Я поняла еще одну вещь. Теперь я чувствовала, что ему нравится не только моя внешность, но и мой конкретный поступок, моя откровенность. Теперь я поняла, что такое любовь. Права была мама, что мужчины оценивают женщину в целом: хорошее личико может быть лишь красивой афишей о плохом спектакле. Мы еще танцевали, просто сидели и больше не говорили о Никитине. После произошедшего узы, связывающие нас, стали еще крепче. К любви присоединилось доверие и полное понимание друг друга. Стемнело. На террасе включили освещение. Мягкий свет, приятная музыка, внимательный и нежный взгляд Алексея вернули покой, постепенно тревога прошла совсем. Никитин действительно перестал существовать. Встреть я его снова, то не придала бы этому никакого значения.

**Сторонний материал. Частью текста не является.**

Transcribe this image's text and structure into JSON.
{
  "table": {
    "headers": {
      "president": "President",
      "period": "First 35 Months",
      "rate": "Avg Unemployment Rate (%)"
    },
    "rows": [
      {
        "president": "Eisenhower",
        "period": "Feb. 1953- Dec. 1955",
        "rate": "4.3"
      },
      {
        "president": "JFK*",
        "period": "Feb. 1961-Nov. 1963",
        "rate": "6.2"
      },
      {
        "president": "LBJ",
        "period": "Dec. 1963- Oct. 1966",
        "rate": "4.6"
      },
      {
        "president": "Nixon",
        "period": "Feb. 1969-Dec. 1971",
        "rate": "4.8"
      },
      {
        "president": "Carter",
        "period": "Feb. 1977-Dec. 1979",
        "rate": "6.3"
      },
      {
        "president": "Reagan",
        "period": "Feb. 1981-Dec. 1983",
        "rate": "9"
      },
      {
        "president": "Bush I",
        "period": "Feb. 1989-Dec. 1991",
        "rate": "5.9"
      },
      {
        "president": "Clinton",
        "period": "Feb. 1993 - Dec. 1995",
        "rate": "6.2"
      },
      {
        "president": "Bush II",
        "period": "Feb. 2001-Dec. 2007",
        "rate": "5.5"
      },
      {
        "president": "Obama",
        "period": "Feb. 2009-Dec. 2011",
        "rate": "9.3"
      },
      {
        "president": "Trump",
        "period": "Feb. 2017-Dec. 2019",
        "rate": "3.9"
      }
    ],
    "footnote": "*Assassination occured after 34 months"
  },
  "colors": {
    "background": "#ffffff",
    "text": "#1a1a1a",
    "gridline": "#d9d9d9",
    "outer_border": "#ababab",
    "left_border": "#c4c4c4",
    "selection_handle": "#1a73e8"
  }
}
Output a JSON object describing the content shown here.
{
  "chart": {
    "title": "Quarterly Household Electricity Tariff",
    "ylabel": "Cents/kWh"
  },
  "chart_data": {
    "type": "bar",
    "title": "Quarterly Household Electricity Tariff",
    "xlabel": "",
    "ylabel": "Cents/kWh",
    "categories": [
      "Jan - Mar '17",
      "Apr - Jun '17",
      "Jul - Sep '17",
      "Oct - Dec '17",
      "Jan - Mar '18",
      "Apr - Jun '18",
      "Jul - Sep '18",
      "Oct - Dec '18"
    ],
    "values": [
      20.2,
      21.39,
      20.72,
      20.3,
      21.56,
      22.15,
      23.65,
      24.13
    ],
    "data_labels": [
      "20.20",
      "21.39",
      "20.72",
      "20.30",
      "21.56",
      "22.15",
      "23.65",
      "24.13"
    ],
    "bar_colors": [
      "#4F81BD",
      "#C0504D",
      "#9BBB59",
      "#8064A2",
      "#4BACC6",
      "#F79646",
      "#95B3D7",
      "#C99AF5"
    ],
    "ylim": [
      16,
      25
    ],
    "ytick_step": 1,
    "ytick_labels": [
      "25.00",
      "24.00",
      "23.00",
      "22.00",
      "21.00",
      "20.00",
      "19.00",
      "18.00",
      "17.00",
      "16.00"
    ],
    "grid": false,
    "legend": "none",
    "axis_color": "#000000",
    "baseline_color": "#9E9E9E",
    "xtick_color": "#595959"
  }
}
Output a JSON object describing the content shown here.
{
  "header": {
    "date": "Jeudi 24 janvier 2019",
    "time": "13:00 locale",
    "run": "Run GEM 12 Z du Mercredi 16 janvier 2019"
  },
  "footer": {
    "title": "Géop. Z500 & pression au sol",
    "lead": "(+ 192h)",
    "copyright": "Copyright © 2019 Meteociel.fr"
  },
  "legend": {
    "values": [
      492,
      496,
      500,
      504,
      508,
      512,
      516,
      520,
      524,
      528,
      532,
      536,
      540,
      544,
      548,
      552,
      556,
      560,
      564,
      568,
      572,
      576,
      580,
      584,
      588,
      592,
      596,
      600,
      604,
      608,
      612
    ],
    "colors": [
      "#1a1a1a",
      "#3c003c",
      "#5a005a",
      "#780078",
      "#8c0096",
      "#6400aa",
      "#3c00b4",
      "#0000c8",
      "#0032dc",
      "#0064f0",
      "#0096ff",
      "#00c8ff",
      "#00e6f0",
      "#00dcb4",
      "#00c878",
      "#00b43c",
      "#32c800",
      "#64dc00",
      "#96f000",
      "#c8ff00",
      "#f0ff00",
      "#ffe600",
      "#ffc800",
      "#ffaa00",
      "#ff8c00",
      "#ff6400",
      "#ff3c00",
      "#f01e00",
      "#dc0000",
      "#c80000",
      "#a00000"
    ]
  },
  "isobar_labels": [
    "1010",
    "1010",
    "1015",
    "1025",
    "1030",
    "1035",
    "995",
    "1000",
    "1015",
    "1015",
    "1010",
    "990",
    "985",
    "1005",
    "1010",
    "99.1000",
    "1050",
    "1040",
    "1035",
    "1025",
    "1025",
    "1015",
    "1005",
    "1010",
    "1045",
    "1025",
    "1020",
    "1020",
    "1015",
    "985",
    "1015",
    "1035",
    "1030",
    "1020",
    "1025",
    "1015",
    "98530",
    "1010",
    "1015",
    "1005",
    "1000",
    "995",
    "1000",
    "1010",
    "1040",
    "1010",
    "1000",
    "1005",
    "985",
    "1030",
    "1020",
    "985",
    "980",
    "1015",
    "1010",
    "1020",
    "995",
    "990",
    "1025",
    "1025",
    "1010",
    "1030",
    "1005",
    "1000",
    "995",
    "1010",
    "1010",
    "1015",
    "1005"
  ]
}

Пришло время возвращаться домой. Мы поднялись по лестнице и пошли вдоль по бульвару. Оркестр умолк. Людей было немного, редкие пары тоже направлялись по домам. День закончился, завтра нужно было расставаться. И вдруг, словно из-под земли, перед нами появился Никитин. Так неожиданно, что я вскрикнула и почувствовала, как напрягся весь Алексей. Вид ротмистра был ужасен, он плохо стоял на ногах, маслянистый чуб спадал на затуманенные глаза, разило спиртным, мундир был расстегнут, из-под него торчала рубаха.
– А, Марья Сергеевна, не подходит вам Никитин, брезгуете. Так я научу вас
любить и уважать офицера, – он протянул руку и шагнул ко мне.
Алексей выступил вперед, и я невольно спряталась за его спиной. Никитин дернулся было к Алексею, но тот ударил его так сильно, что он упал.
–
Не бойся, этот мерзавец больше ничего плохого тебе не сделает, – сказал Алексей уверенно и обнял меня за плечи – пойдем.